C'est une capitale énerv que MKRS n'a pas traitée du tout, a eu le courage et aucune connaissance à confronter: investissements en capital et création d'espace culturel, en particulier à Pristina. Et donc, les espaces culturels sont venus contracter ces années et les scènes culturelles, malgré la croissance budgétaire, ont été chassés en ronds et en marges, opérant dans des conditions misérables”, a déclaré Neziraj. Selon le dramaturge populaire, la situation est dramatique à cet égard.
La capitale souffre de l'absence d'espaces culturels, non par manque d'espaces, mais par manque de volonté du MKRS, mais aussi pour la municipalité de Pristina. Et donc, aujourd'hui, à Pristina, nous n'avons pas de théâtre décent qui a une infrastructure solide”, il a décrit avant un ensemble coupé de résultats: ” nous travaillons comme si nous étions dans les années 90, les marges, les planchers et les sous-sols”.
De manière optimale, Sali Shoshi, chef de la Fondation Kosovar pour le patrimoine culturel sans frontières, a également commencé son commentaire. CHWB Kosovo”.
Je pense que dans le domaine du patrimoine culturel, le gouvernement actuel a essayé de développer un nouveau travail dynamique, en particulier pour compléter l'infrastructure juridique, qui est incomplète depuis l'adoption de la loi sur le patrimoine culturel en 2006. Nous avons également vu une nouvelle dynamique dans l'intervention d'urgence”, a déclaré Shoshi.
Nouveau Dynamica avec la vieille politique
Mais toute cette nouvelle dynamique, selon Sali Shoshi, s'est développée grâce à des politiques dépassées initiées depuis l'après-guerre.

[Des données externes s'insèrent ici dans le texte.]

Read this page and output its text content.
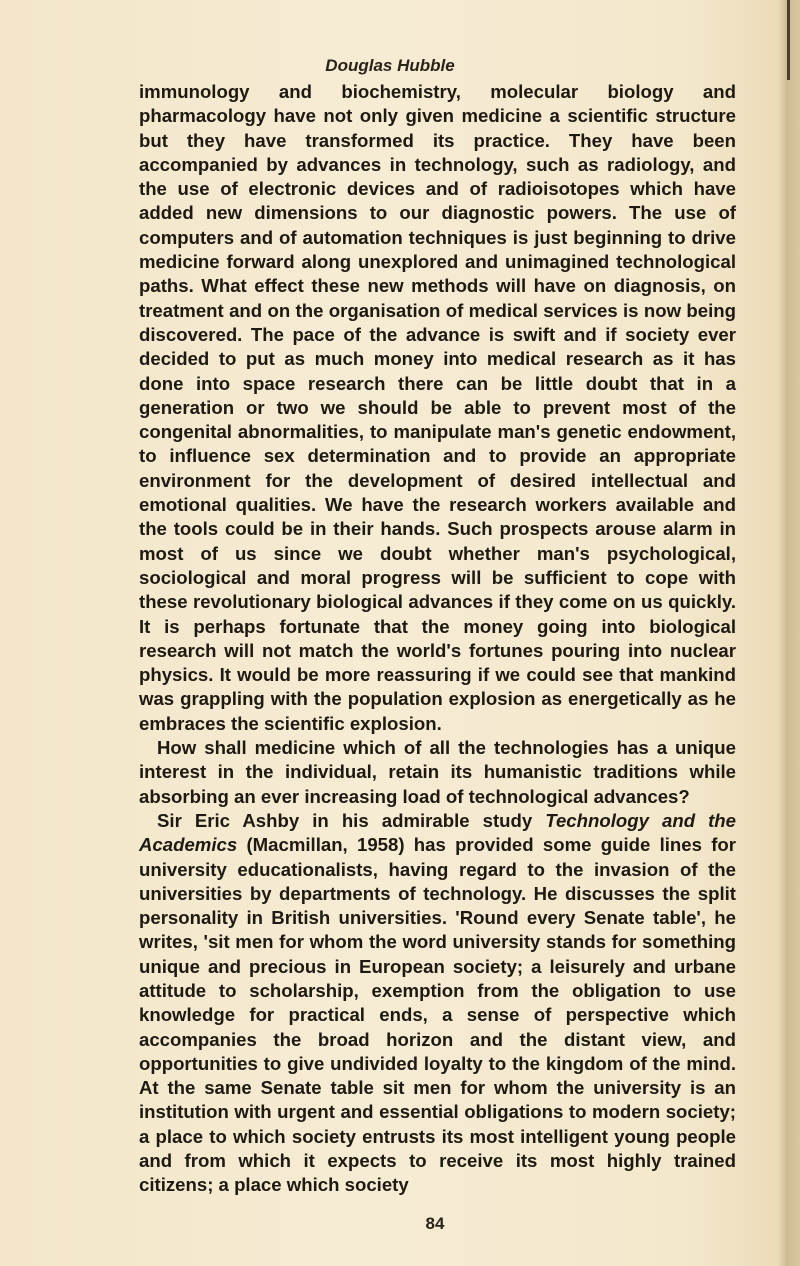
Douglas Hubble

immunology and biochemistry, molecular biology and pharmacology have not only given medicine a scientific structure but they have transformed its practice. They have been accompanied by advances in technology, such as radiology, and the use of electronic devices and of radioisotopes which have added new dimensions to our diagnostic powers. The use of computers and of automation techniques is just beginning to drive medicine forward along unexplored and unimagined technological paths. What effect these new methods will have on diagnosis, on treatment and on the organisation of medical services is now being discovered. The pace of the advance is swift and if society ever decided to put as much money into medical research as it has done into space research there can be little doubt that in a generation or two we should be able to prevent most of the congenital abnormalities, to manipulate man's genetic endowment, to influence sex determination and to provide an appropriate environment for the development of desired intellectual and emotional qualities. We have the research workers available and the tools could be in their hands. Such prospects arouse alarm in most of us since we doubt whether man's psychological, sociological and moral progress will be sufficient to cope with these revolutionary biological advances if they come on us quickly. It is perhaps fortunate that the money going into biological research will not match the world's fortunes pouring into nuclear physics. It would be more reassuring if we could see that mankind was grappling with the population explosion as energetically as he embraces the scientific explosion.

How shall medicine which of all the technologies has a unique interest in the individual, retain its humanistic traditions while absorbing an ever increasing load of technological advances?

Sir Eric Ashby in his admirable study Technology and the Academics (Macmillan, 1958) has provided some guide lines for university educationalists, having regard to the invasion of the universities by departments of technology. He discusses the split personality in British universities. 'Round every Senate table', he writes, 'sit men for whom the word university stands for something unique and precious in European society; a leisurely and urbane attitude to scholarship, exemption from the obligation to use knowledge for practical ends, a sense of perspective which accompanies the broad horizon and the distant view, and opportunities to give undivided loyalty to the kingdom of the mind. At the same Senate table sit men for whom the university is an institution with urgent and essential obligations to modern society; a place to which society entrusts its most intelligent young people and from which it expects to receive its most highly trained citizens; a place which society

84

À l'heure actuelle, 25 ans plus tard, le Kosovo a besoin d'une nouvelle vision du patrimoine culturel, la transformant en ressources de développement en créant de nouvelles opportunités pour les communautés locales, les organisations culturelles et les entreprises touristiques”, a-t-il déclaré. Cette vision a déclaré qu'elle devait garantir l'inclusion du patrimoine culturel dans les politiques de planification spatiale. Les anciennes zones urbaines, les riches villages du patrimoine culturel doivent être protégés par des politiques et des plans de conservation. Nous avons vu qu'en l'absence de ces documents, de nombreuses régions historiques ont été transformées en perdant leur histoire”, a déclaré Shoshi.
Et les documents comme un rapport financier de neuf mois témoignent que le ministère de la Culture a encore trouvé une vision des investissements en capital.